CHAPITRE III.- DES RETENUES SUR SALAIRE
Article 75.- (1) En dehors des prélèvements obligatoires, du remboursement des prestations prévues à l'article 66 alinéa 3 et des consignations qui peuvent être prévues par les conventions collectives et les contrats individuels, il ne peut être fait des retenues sur les salaires que dans les cas ci-après:- a) par saisie-arrêt;
- b) par application des dispositions prévues à l'article 21 de la présente loi;
- c) par cession volontaire souscrite par le cédant en personne et communiquée pour vérification à l'inspecteur du travail du ressort quand il s'agit du remboursement d'avances consenties par l'employeur au travailleur et devant le président du tribunal compétent dans les autres cas;
- d) en cas d'institution, dans le cadre des dispositions législatives et réglementaires en vigueur, de sociétés de secours mutuels comportant le versement de cotisations par le travailleur.
(3) Les dispositions d'une convention collective ou d'un contrat individuel autorisant tous autres prélèvement sont nulles et de nul effet.
(4) Les sommes retenues au travailleur en violation des dispositions ci-dessus portent intérêt à son profit au taux légal depuis la date où elles auraient dû être payées et peuvent être réclamées par lui jusqu'à prescription, le cours en étant suspendu pendant la durée du contrat.
Article 76.- (1) Un décret, pris après avis de la Commission nationale consultative du travail, détermine la quotité des fractions de salaire soumises à prélèvements progressifs et les taux y afférents. Les retenues visées à l'article précédent ne peuvent, pour chaque paie, excéder la quotité fixée par ce décret.
(2) Il doit être tenu compte pour le calcul de la retenue, non seulement du salaire proprement dit, mais aussi de tous les accessoires dudit salaire, à l'exception toutefois des indemnité déclarées insaisissables par la législation ou la réglementation, des sommes allouées à titre de remboursement de frais exposés par le travailleur et des allocations et indemnités éventuellement dues au titre de la législation et de la réglementation sur la prévoyance sociale.

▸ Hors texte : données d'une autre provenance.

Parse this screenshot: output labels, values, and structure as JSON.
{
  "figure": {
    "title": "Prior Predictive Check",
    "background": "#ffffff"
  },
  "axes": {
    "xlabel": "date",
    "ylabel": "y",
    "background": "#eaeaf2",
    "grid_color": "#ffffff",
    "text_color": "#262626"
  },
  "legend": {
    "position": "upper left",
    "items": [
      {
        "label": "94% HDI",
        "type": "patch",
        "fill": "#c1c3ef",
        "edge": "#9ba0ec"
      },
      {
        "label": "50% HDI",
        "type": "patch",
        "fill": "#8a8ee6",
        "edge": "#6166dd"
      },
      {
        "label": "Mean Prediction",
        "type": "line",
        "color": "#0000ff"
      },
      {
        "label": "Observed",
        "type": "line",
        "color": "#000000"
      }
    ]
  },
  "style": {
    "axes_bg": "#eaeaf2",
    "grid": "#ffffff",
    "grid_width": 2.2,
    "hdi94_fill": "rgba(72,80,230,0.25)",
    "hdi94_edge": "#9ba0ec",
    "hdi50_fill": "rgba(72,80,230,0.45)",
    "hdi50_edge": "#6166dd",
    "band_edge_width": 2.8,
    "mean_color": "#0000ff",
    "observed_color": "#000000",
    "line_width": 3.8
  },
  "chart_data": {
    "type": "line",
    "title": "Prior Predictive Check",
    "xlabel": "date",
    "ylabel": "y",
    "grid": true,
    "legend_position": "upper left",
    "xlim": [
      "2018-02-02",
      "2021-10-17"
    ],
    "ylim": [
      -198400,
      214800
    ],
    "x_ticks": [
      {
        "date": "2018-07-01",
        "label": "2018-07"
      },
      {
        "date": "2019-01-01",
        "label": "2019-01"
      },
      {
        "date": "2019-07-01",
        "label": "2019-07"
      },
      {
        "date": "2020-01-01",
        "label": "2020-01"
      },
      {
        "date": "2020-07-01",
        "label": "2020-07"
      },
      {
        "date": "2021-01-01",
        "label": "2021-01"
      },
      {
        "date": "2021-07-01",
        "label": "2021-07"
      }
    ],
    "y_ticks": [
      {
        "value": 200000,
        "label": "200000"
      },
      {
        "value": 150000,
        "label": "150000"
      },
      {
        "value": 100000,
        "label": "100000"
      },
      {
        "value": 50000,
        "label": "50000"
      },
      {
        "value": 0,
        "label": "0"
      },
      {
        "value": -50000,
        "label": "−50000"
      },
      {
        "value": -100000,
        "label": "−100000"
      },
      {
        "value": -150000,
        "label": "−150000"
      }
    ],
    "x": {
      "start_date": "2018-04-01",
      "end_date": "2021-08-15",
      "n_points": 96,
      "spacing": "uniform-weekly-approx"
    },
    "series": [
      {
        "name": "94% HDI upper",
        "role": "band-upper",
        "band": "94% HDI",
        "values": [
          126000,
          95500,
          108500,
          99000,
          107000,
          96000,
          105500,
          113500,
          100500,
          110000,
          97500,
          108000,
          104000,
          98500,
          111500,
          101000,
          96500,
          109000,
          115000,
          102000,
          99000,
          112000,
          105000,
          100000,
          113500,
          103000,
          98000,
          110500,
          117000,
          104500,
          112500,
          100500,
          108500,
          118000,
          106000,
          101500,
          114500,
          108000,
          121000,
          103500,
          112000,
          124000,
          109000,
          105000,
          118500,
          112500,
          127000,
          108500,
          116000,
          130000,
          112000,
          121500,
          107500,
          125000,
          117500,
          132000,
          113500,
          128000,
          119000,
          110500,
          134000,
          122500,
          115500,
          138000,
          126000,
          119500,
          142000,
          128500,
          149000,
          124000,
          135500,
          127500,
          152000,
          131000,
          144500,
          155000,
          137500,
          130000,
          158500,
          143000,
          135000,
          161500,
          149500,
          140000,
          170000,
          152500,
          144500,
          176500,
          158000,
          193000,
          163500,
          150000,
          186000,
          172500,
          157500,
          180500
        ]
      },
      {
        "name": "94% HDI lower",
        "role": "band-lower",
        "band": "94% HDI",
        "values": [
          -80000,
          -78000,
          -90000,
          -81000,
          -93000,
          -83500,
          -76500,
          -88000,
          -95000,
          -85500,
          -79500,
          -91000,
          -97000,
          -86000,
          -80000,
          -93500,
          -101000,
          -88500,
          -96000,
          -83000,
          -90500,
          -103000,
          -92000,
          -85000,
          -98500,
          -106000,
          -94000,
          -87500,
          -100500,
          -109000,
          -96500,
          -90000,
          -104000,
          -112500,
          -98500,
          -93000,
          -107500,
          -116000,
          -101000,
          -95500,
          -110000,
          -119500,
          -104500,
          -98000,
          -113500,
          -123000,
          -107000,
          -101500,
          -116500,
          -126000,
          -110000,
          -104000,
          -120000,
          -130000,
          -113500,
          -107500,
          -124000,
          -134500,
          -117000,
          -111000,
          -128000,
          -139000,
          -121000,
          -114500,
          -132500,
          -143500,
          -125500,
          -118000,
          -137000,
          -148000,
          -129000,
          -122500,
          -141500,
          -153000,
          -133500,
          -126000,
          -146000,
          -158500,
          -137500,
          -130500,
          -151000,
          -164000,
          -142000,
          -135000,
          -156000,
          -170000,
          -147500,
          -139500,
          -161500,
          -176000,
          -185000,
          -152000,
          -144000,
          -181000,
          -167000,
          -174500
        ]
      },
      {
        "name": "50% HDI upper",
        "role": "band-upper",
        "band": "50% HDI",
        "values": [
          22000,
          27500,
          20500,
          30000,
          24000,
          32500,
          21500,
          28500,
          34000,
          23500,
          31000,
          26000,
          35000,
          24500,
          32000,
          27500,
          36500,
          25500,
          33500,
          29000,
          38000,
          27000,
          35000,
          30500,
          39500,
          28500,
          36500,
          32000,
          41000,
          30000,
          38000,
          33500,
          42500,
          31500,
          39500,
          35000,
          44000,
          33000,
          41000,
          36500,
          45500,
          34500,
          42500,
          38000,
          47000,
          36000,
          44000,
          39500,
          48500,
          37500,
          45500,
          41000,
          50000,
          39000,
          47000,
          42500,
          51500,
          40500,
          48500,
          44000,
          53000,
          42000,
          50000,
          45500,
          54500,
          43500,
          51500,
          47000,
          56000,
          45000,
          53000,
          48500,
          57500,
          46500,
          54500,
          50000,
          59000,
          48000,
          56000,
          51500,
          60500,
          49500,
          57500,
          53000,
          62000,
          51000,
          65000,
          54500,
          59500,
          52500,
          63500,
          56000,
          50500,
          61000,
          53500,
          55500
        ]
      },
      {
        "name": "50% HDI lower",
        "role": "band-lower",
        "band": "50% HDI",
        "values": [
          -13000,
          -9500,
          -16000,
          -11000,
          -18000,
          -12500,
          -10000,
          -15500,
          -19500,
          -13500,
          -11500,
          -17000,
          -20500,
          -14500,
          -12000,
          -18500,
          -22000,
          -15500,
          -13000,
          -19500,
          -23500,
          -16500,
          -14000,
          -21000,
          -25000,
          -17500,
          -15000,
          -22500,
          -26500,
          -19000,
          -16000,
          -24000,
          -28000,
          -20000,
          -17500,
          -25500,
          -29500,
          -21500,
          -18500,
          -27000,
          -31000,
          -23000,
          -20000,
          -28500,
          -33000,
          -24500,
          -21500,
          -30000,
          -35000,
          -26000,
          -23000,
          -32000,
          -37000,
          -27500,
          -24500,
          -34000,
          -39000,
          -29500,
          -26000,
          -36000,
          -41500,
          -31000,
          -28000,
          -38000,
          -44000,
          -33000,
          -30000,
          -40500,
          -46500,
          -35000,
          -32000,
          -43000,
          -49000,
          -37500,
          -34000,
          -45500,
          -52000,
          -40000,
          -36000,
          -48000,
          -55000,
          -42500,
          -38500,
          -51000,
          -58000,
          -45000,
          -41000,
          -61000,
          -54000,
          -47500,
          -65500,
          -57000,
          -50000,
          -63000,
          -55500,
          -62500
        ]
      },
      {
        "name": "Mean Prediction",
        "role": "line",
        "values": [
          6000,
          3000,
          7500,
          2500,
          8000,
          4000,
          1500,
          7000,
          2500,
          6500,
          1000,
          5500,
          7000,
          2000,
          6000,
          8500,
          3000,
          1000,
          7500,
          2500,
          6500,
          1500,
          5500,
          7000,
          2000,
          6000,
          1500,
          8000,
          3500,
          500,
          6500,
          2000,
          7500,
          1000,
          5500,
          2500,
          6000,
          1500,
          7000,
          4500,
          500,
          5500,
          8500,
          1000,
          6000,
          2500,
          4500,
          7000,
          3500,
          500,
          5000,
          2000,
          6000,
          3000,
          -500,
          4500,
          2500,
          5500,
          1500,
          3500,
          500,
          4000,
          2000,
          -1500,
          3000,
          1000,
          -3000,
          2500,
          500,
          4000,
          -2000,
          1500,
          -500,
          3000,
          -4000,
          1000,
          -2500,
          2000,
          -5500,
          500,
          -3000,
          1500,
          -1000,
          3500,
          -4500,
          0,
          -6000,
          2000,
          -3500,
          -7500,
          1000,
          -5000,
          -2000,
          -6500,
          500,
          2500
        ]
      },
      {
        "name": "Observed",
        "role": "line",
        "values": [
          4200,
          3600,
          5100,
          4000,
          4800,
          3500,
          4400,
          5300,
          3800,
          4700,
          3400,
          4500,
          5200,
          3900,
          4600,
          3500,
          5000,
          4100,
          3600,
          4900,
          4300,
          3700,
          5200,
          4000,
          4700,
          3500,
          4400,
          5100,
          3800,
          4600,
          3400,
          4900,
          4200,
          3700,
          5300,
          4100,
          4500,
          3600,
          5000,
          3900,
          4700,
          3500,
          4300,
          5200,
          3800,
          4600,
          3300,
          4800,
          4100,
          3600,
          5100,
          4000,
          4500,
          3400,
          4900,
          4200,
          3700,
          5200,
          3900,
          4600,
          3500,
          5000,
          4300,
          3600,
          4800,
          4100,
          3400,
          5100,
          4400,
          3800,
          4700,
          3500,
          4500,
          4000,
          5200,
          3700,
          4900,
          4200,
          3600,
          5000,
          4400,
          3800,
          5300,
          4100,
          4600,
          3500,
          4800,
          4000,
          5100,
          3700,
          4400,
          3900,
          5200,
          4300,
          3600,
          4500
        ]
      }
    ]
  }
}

Article 77.- Il est interdit à l'employeur de restreindre de quelque manière que ce soit la liberté du travailleur de disposer de son salaire à son gré.
CHAPITRE IV.- DES ECONOMATS
Article - 78.- (1) Est considérée comme "économat" toute organisation où l'employeur pratique, directement ou indirectement, la vente ou la cession de marchandises aux travailleurs de l'entreprise pour leurs besoins personnels et normaux.(2) Les économats sont admis à fonctionner sous la quadruple condition:
- a) que le travailleurs demeurent libres de s'y approvisionner ou non;
- b) que la vente des marchandises y soit pratiquée exclusivement au comptant et sans bénéfice;
- c) que la comptabilité de l'économat ou des économats de l'entreprise soit entièrement autonome et soumise au contrôle d'une commission de surveillance élue par les travailleurs;
- d) qu'il n'y soit en mis vente ni alcool, ni spiritueux.
(2) Le fonctionnement en est contrôlé par l'inspecteur du travail qui, en cas de non respect du présent chapitre, peut en prescrire la fermeture pour une durée maximale d'un (1) mois.
En cas de récidive, la fermeture définitive est ordonnée par le ministre chargé du Travail sur proposition de l'inspecteur du travail du ressort.